The cloud is increasingly becoming the go-to technology solution for enterprises that want to improve their computing portfolios and create agility within their operations. As more companies turn to the cloud, it’s crucial for them to understand how to get the most out of their environments and drive tangible growth throughout the enterprise. It requires careful consideration and an understanding of how, exactly, private and public infrastructures work to provide the advantages of cloud computing to invested companies.

There is evidence that businesses are doing exactly this – orchestrating their cloud infrastructure to give them the best benefits possible. Verizon’s latest report on cloud computing, “State of the Market: Enterprise Cloud,” indicated that a total of 69 percent of enterprises have been able to re-engineer one or more of their corporate processes, resulting in improved operations, according to InformationWeek. The study supports the idea that the cloud is no longer a disruptive technology – it’s simply the only option for organizations that want to keep up with their competitors.

Survey says . . .

The telecommunications company surveyed its enterprise-level cloud customers in October, and their responses have indicated that positive things are on the horizon for adopters of cloud technology. In fact, 88 percent of them reported that cloud capabilities improve responsiveness to business needs, and 65 percent noted that it improves overall operations. Something even more promising is that 77 percent of companies that have moved to the cloud say it has given them a competitive advantage over other businesses in their fields.

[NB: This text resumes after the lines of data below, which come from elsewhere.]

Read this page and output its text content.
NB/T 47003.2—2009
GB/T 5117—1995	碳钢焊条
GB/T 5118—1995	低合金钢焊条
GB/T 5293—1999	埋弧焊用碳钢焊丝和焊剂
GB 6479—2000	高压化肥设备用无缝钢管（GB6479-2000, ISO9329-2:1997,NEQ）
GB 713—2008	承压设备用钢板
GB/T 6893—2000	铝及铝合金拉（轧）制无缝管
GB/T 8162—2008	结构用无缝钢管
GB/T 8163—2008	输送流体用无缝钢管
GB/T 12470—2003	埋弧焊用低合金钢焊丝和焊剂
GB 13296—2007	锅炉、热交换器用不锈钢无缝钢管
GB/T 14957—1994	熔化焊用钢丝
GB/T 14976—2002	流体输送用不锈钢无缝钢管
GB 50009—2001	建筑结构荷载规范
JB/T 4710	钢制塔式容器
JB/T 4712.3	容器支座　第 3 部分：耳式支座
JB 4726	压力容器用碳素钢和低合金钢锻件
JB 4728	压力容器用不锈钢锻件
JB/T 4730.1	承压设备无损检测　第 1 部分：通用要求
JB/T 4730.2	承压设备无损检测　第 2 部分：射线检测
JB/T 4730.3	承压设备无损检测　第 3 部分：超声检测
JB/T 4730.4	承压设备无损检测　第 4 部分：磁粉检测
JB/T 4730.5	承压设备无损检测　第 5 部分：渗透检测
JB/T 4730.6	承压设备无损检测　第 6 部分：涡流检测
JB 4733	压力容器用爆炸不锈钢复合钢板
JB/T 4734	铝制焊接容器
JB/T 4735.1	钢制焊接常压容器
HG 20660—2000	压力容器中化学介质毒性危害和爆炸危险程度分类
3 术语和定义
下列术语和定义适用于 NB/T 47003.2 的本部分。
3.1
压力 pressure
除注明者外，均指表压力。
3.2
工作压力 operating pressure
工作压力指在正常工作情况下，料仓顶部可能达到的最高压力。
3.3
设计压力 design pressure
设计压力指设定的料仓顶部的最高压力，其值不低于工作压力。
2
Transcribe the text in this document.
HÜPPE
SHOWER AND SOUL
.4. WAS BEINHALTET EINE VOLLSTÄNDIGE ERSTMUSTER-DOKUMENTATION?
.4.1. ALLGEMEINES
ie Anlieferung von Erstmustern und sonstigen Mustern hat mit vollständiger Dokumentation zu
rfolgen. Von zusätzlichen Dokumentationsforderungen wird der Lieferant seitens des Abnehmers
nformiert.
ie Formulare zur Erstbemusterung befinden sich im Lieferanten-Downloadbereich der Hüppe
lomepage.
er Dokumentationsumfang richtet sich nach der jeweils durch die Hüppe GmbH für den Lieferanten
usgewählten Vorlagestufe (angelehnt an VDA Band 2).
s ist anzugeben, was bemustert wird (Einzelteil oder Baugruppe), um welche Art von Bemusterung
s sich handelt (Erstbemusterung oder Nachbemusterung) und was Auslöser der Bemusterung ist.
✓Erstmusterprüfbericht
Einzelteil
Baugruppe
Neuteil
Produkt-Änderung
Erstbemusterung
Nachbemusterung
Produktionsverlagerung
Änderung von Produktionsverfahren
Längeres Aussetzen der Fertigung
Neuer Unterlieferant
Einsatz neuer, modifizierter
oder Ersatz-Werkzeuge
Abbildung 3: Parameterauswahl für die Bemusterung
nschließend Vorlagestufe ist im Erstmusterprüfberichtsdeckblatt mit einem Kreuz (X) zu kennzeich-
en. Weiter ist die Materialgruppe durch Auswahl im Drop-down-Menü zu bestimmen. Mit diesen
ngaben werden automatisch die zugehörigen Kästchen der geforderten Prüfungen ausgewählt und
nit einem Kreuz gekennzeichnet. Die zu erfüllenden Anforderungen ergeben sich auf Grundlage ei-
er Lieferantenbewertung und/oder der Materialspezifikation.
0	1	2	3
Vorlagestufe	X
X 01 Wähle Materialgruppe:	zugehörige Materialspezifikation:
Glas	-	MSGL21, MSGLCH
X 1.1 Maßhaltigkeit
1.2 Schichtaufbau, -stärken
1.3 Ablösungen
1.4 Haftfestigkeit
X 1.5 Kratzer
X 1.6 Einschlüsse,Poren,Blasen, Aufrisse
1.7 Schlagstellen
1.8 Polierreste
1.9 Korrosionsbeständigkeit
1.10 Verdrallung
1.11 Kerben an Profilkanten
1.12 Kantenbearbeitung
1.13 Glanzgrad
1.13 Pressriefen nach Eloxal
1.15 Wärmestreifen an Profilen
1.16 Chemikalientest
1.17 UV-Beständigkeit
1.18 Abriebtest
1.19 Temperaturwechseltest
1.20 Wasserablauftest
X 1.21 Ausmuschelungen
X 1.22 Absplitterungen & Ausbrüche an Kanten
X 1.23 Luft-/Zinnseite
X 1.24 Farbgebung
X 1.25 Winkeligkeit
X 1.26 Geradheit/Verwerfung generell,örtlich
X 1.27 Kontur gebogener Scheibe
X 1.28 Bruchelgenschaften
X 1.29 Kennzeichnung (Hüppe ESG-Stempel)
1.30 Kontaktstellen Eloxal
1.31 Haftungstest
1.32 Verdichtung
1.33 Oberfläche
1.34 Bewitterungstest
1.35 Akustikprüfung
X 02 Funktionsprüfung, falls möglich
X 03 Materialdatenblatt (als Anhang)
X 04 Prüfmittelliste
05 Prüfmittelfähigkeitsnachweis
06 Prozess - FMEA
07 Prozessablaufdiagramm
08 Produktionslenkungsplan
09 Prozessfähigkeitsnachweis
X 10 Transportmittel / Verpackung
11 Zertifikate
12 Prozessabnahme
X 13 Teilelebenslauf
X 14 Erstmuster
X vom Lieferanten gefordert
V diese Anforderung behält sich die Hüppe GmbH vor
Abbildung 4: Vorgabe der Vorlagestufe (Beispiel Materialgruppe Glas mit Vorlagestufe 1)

What does this mean for companies that haven’t yet made the switch to cloud computing? Verizon’s survey reported that adoption continues to inch upward to that 100 percent mark, but why should all companies take a harder look at the cloud? Computerworld New Zealand contributor James Henderson noted that security breaches may prove the final tipping point for enterprises on the way to the cloud. After all, private cloud providers have invested resources into creating high-level network security for their offerings, and enterprises may be better off going with what the experts think is best.

It's crucial for companies to protect their data - and that in itself is a reason to move to the cloud.It’s crucial for companies to protect their data – and that in itself is a reason to move to the cloud.

The transformative power of the cloud

According to Forbes contributor Joe McKendrick, a recent Cloud Business Summit held in New York brought together the industry’s top minds to discuss how the cloud is changing the ways in which the business world interacts with technology. The consensus was that the cloud not only needs to replace an existing system or process – it also needs to transform how those activities work in order to create real, lasting business benefits for those companies.

“After years of cloud denial, we’re now seeing more CIOs and their direct reports bringing cloud into the enterprise,” said Bruce Guptill, the SVP and head of research for Saugatuck Technology. “There are thousands and thousands of case studies and examples how we can improve our value to our organizations. It’s not replacing us, it’s a new set of tools and a new set of lenses creating more opportunity, and better able to see the opportunities it creates for our organizations.”

Bringing management on board

In other words, the cloud is adding important advantages for those companies that have implemented virtual solutions into their IT infrastructure. However, if the Verizon report is correct, it’s no longer a question of whether or not a company actually has the cloud. Rather, success and growth depends on a company’s executive leadership coming together to impact how the cloud is utilized to streamline their business processes.

“Success and growth depends on a company’s executive leadership.”

As the participants of the Cloud Business Summit found, it’s easier to deploy these kinds of environments throughout a company’s IT portfolio, instead of just in individual departments, like finances.

“The key is to help financial executives look beyond general ledger and reporting and understand how cloud can address some of the larger issues that vex their enterprises,” McKendrick wrote.

The cloud can help streamline processes and improve business functions for enterprises in every industry. As adoption ticks upward toward 100 percent, it’s now up to companies to take advantage of their environments and help disparate departments like their finance teams comprehend some of the stickier points of cloud computing.